Cada vez encuentro más bailarines que acuden a mí porque de repente un día les empezó a doler una parte de su cuerpo y no saben por qué. Una mañana se levantaron y les dolía. Cuando una parte de tu cuerpo empieza a doler, y no ha habido un traumatismo (una caída, un golpe, etc.), lo más probable es que el problema resida en la mala ejecución de un movimiento.


A la hora de bailar, los movimientos tienen que ser limpios, concretos y precisos. Un movimiento sucio, descoordinado y/o descontrolado es lesivo.


Por ejemplo, las rodillas al moverse deben permanecer alineadas con el resto del miembro inferior (la pierna). La función de la rodilla es en el plano sagital (flexo-extensión) y nunca debe realizar movimientos en el plano frontal.


Esto significa que si una rodilla vista de frente se mueve, está haciendo un gesto para el cual no está diseñada.


Si un bailarín no tiene control sobre sus rodillas, y tras un salto o una sentadilla sus rodillas se meten hacia dentro, con el tiempo estas comenzarán a doler “sin motivo aparente”.


PARA EVITAR ESTOS PROBLEMAS HAY DOS FACTORES A TENER EN CUENTA: LA PROGRESIÓN Y LAS PROPIAS LIMITACIONES FÍSICAS.


1. LA IMPORTANCIA DE LA PROGRESIÓN

Algo que veo muy a menudo en los bailarines es la ausencia de progresión en su baile, y muchos se lanzan a tomar clases de un nivel para el cual su cuerpo no está preparado.


Un bailarín debe estar entrenado y debe tener su cuerpo preparado para el tipo de coreografía que vaya a realizar en la clase.

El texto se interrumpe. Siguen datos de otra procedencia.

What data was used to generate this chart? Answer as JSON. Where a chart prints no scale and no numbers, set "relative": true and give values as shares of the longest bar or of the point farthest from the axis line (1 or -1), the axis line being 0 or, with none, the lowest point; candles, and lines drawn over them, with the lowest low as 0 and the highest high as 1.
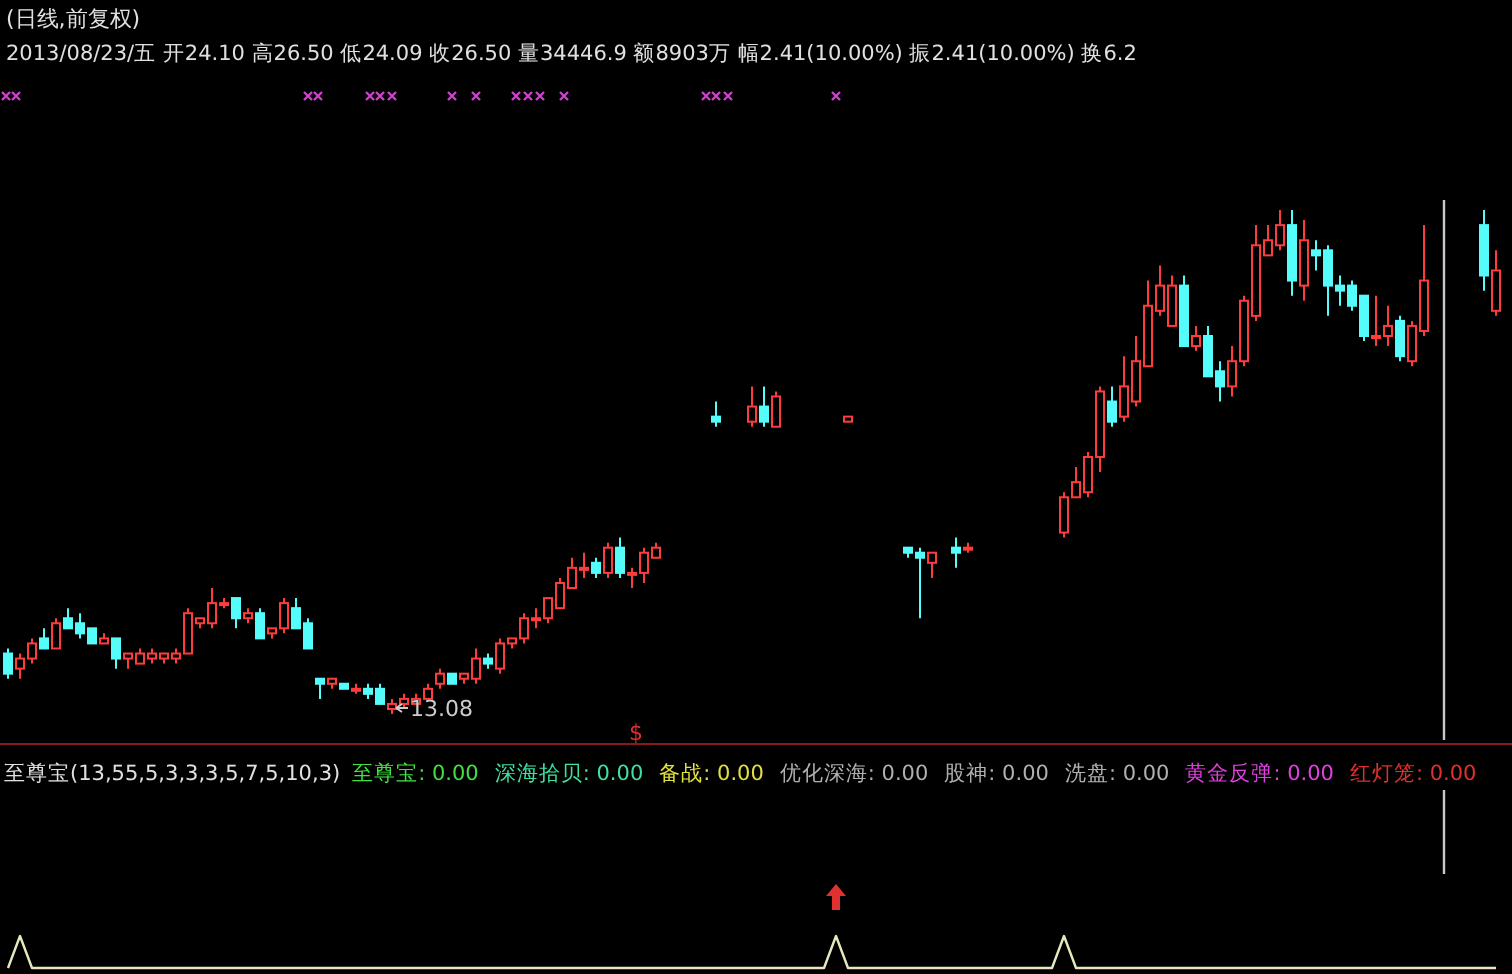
{
  "chart_data": [
    {
      "type": "candlestick",
      "title": "(日线,前复权)",
      "subtitle": "2013/08/23/五 开24.10 高26.50 低24.09 收26.50 量34446.9 额8903万 幅2.41(10.00%) 振2.41(10.00%) 换6.2",
      "relative": true,
      "categories": [
        null,
        null,
        null,
        null,
        null,
        null,
        null,
        null,
        null,
        null,
        null,
        null,
        null,
        null,
        null,
        null,
        null,
        null,
        null,
        null,
        null,
        null,
        null,
        null,
        null,
        null,
        null,
        null,
        null,
        null,
        null,
        null,
        null,
        null,
        null,
        null,
        null,
        null,
        null,
        null,
        null,
        null,
        null,
        null,
        null,
        null,
        null,
        null,
        null,
        null,
        null,
        null,
        null,
        null,
        null,
        null,
        null,
        null,
        null,
        null,
        null,
        null,
        null,
        null,
        null,
        null,
        null,
        null,
        null,
        null,
        null,
        null,
        null,
        null,
        null,
        null,
        null,
        null,
        null,
        null,
        null,
        null,
        null,
        null,
        null,
        null,
        null,
        null,
        null,
        null,
        null,
        null,
        null,
        null,
        null,
        null,
        null,
        null,
        null,
        null,
        null,
        null,
        null,
        null,
        null,
        null,
        null,
        null,
        null,
        null,
        null,
        null,
        null,
        null,
        null,
        null,
        null,
        null,
        null,
        null,
        null,
        null,
        null,
        null,
        null
      ],
      "ohlc": [
        [
          0.12,
          0.13,
          0.07,
          0.08
        ],
        [
          0.09,
          0.12,
          0.07,
          0.11
        ],
        [
          0.11,
          0.15,
          0.1,
          0.14
        ],
        [
          0.15,
          0.17,
          0.13,
          0.13
        ],
        [
          0.13,
          0.19,
          0.13,
          0.18
        ],
        [
          0.19,
          0.21,
          0.17,
          0.17
        ],
        [
          0.18,
          0.2,
          0.15,
          0.16
        ],
        [
          0.17,
          0.17,
          0.14,
          0.14
        ],
        [
          0.14,
          0.16,
          0.14,
          0.15
        ],
        [
          0.15,
          0.15,
          0.09,
          0.11
        ],
        [
          0.11,
          0.12,
          0.09,
          0.12
        ],
        [
          0.1,
          0.13,
          0.1,
          0.12
        ],
        [
          0.11,
          0.13,
          0.1,
          0.12
        ],
        [
          0.11,
          0.12,
          0.1,
          0.12
        ],
        [
          0.11,
          0.13,
          0.1,
          0.12
        ],
        [
          0.12,
          0.21,
          0.12,
          0.2
        ],
        [
          0.18,
          0.19,
          0.17,
          0.19
        ],
        [
          0.18,
          0.25,
          0.17,
          0.22
        ],
        [
          0.22,
          0.23,
          0.21,
          0.22
        ],
        [
          0.23,
          0.23,
          0.17,
          0.19
        ],
        [
          0.19,
          0.21,
          0.18,
          0.2
        ],
        [
          0.2,
          0.21,
          0.15,
          0.15
        ],
        [
          0.16,
          0.17,
          0.15,
          0.17
        ],
        [
          0.17,
          0.23,
          0.16,
          0.22
        ],
        [
          0.21,
          0.23,
          0.17,
          0.17
        ],
        [
          0.18,
          0.19,
          0.13,
          0.13
        ],
        [
          0.07,
          0.07,
          0.03,
          0.06
        ],
        [
          0.06,
          0.07,
          0.05,
          0.07
        ],
        [
          0.06,
          0.06,
          0.05,
          0.05
        ],
        [
          0.05,
          0.06,
          0.04,
          0.05
        ],
        [
          0.05,
          0.06,
          0.03,
          0.04
        ],
        [
          0.05,
          0.06,
          0.02,
          0.02
        ],
        [
          0.01,
          0.03,
          0,
          0.02
        ],
        [
          0.02,
          0.04,
          0.01,
          0.03
        ],
        [
          0.02,
          0.04,
          0.02,
          0.03
        ],
        [
          0.03,
          0.06,
          0.03,
          0.05
        ],
        [
          0.06,
          0.09,
          0.05,
          0.08
        ],
        [
          0.08,
          0.08,
          0.06,
          0.06
        ],
        [
          0.07,
          0.08,
          0.06,
          0.08
        ],
        [
          0.07,
          0.13,
          0.06,
          0.11
        ],
        [
          0.11,
          0.12,
          0.09,
          0.1
        ],
        [
          0.09,
          0.15,
          0.08,
          0.14
        ],
        [
          0.14,
          0.15,
          0.13,
          0.15
        ],
        [
          0.15,
          0.2,
          0.14,
          0.19
        ],
        [
          0.19,
          0.21,
          0.17,
          0.19
        ],
        [
          0.19,
          0.23,
          0.18,
          0.23
        ],
        [
          0.21,
          0.27,
          0.21,
          0.26
        ],
        [
          0.25,
          0.31,
          0.25,
          0.29
        ],
        [
          0.29,
          0.32,
          0.27,
          0.29
        ],
        [
          0.3,
          0.31,
          0.27,
          0.28
        ],
        [
          0.28,
          0.34,
          0.27,
          0.33
        ],
        [
          0.33,
          0.35,
          0.27,
          0.28
        ],
        [
          0.28,
          0.29,
          0.25,
          0.28
        ],
        [
          0.28,
          0.33,
          0.26,
          0.32
        ],
        [
          0.31,
          0.34,
          0.31,
          0.33
        ],
        null,
        null,
        null,
        null,
        [
          0.59,
          0.62,
          0.57,
          0.58
        ],
        null,
        null,
        [
          0.58,
          0.65,
          0.57,
          0.61
        ],
        [
          0.61,
          0.65,
          0.57,
          0.58
        ],
        [
          0.57,
          0.64,
          0.57,
          0.63
        ],
        null,
        null,
        null,
        null,
        null,
        [
          0.58,
          0.59,
          0.58,
          0.59
        ],
        null,
        null,
        null,
        null,
        [
          0.33,
          0.33,
          0.31,
          0.32
        ],
        [
          0.32,
          0.33,
          0.19,
          0.31
        ],
        [
          0.3,
          0.32,
          0.27,
          0.32
        ],
        null,
        [
          0.33,
          0.35,
          0.29,
          0.32
        ],
        [
          0.33,
          0.34,
          0.32,
          0.33
        ],
        null,
        null,
        null,
        null,
        null,
        null,
        null,
        [
          0.36,
          0.44,
          0.35,
          0.43
        ],
        [
          0.43,
          0.49,
          0.43,
          0.46
        ],
        [
          0.44,
          0.52,
          0.43,
          0.51
        ],
        [
          0.51,
          0.65,
          0.48,
          0.64
        ],
        [
          0.62,
          0.65,
          0.57,
          0.58
        ],
        [
          0.59,
          0.71,
          0.58,
          0.65
        ],
        [
          0.62,
          0.75,
          0.61,
          0.7
        ],
        [
          0.69,
          0.86,
          0.69,
          0.81
        ],
        [
          0.8,
          0.89,
          0.79,
          0.85
        ],
        [
          0.77,
          0.87,
          0.77,
          0.85
        ],
        [
          0.85,
          0.87,
          0.73,
          0.73
        ],
        [
          0.73,
          0.77,
          0.72,
          0.75
        ],
        [
          0.75,
          0.77,
          0.67,
          0.67
        ],
        [
          0.68,
          0.7,
          0.62,
          0.65
        ],
        [
          0.65,
          0.73,
          0.63,
          0.7
        ],
        [
          0.7,
          0.83,
          0.69,
          0.82
        ],
        [
          0.79,
          0.97,
          0.78,
          0.93
        ],
        [
          0.91,
          0.97,
          0.91,
          0.94
        ],
        [
          0.93,
          1,
          0.92,
          0.97
        ],
        [
          0.97,
          1,
          0.83,
          0.86
        ],
        [
          0.85,
          0.98,
          0.82,
          0.94
        ],
        [
          0.92,
          0.94,
          0.88,
          0.91
        ],
        [
          0.92,
          0.93,
          0.79,
          0.85
        ],
        [
          0.85,
          0.87,
          0.81,
          0.84
        ],
        [
          0.85,
          0.86,
          0.8,
          0.81
        ],
        [
          0.83,
          0.83,
          0.74,
          0.75
        ],
        [
          0.75,
          0.83,
          0.73,
          0.75
        ],
        [
          0.75,
          0.81,
          0.73,
          0.77
        ],
        [
          0.78,
          0.79,
          0.7,
          0.71
        ],
        [
          0.7,
          0.78,
          0.69,
          0.77
        ],
        [
          0.76,
          0.97,
          0.75,
          0.86
        ],
        null,
        null,
        null,
        null,
        [
          0.97,
          1,
          0.84,
          0.87
        ],
        [
          0.8,
          0.92,
          0.79,
          0.88
        ]
      ],
      "annotations": [
        "13.08",
        "$"
      ]
    },
    {
      "type": "line",
      "relative": true,
      "title": "至尊宝(13,55,5,3,3,3,5,7,5,10,3)",
      "annotations": [
        "至尊宝: 0.00",
        "深海拾贝: 0.00",
        "备战: 0.00",
        "优化深海: 0.00",
        "股神: 0.00",
        "洗盘: 0.00",
        "黄金反弹: 0.00",
        "红灯笼: 0.00"
      ],
      "categories": [
        null,
        null,
        null,
        null,
        null,
        null,
        null,
        null,
        null,
        null,
        null,
        null,
        null,
        null,
        null,
        null,
        null,
        null,
        null,
        null,
        null,
        null,
        null,
        null,
        null,
        null,
        null,
        null,
        null,
        null,
        null,
        null,
        null,
        null,
        null,
        null,
        null,
        null,
        null,
        null,
        null,
        null,
        null,
        null,
        null,
        null,
        null,
        null,
        null,
        null,
        null,
        null,
        null,
        null,
        null,
        null,
        null,
        null,
        null,
        null,
        null,
        null,
        null,
        null,
        null,
        null,
        null,
        null,
        null,
        null,
        null,
        null,
        null,
        null,
        null,
        null,
        null,
        null,
        null,
        null,
        null,
        null,
        null,
        null,
        null,
        null,
        null,
        null,
        null,
        null,
        null,
        null,
        null,
        null,
        null,
        null,
        null,
        null,
        null,
        null,
        null,
        null,
        null,
        null,
        null,
        null,
        null,
        null,
        null,
        null,
        null,
        null,
        null,
        null,
        null,
        null,
        null,
        null,
        null,
        null,
        null,
        null,
        null,
        null,
        null
      ],
      "series": [
        {
          "color": "#e8e8c0",
          "values": [
            0,
            1,
            0,
            0,
            0,
            0,
            0,
            0,
            0,
            0,
            0,
            0,
            0,
            0,
            0,
            0,
            0,
            0,
            0,
            0,
            0,
            0,
            0,
            0,
            0,
            0,
            0,
            0,
            0,
            0,
            0,
            0,
            0,
            0,
            0,
            0,
            0,
            0,
            0,
            0,
            0,
            0,
            0,
            0,
            0,
            0,
            0,
            0,
            0,
            0,
            0,
            0,
            0,
            0,
            0,
            0,
            0,
            0,
            0,
            0,
            0,
            0,
            0,
            0,
            0,
            0,
            0,
            0,
            0,
            1,
            0,
            0,
            0,
            0,
            0,
            0,
            0,
            0,
            0,
            0,
            0,
            0,
            0,
            0,
            0,
            0,
            0,
            0,
            1,
            0,
            0,
            0,
            0,
            0,
            0,
            0,
            0,
            0,
            0,
            0,
            0,
            0,
            0,
            0,
            0,
            0,
            0,
            0,
            0,
            0,
            0,
            0,
            0,
            0,
            0,
            0,
            0,
            0,
            0,
            0,
            0,
            0,
            0,
            0,
            0
          ]
        }
      ]
    }
  ]
}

De no ser así, podrá estar haciendo la coreografía o el ejercicio que el profesor pide, pero no lo hará correctamente, pues no sabe cómo hacerlo. Un bailarín debe trabajar fuera de la clase.


Practicar aquellos movimientos básicos y fáciles, para que una vez en clase pueda hacer coreografías y ejercicios más complicados.


Es como si un niño quiere aprender a multiplicar, cuando todavía no sabe sumar. Si no eres capaz de hacer lo sencillo y pequeño bien, lo complicado no lo harás o lo harás mal, sobrecargando estructuras que no deberías sobrecargar.


2. TU CUERPO ES ÚNICO

Debes conocer tu cuerpo, aceptarlo, respetarlo y aprender a trabajar con él. Si lo fuerzas a hacer movimientos para los cuales no está hecho, te lesionarás tarde o temprano.


En resumen, trabaja y prepara tu cuerpo para las demandas físicas que el baile requiere. Y ten paciencia. Roma no se hizo en un día, y un buen bailarín tampoco.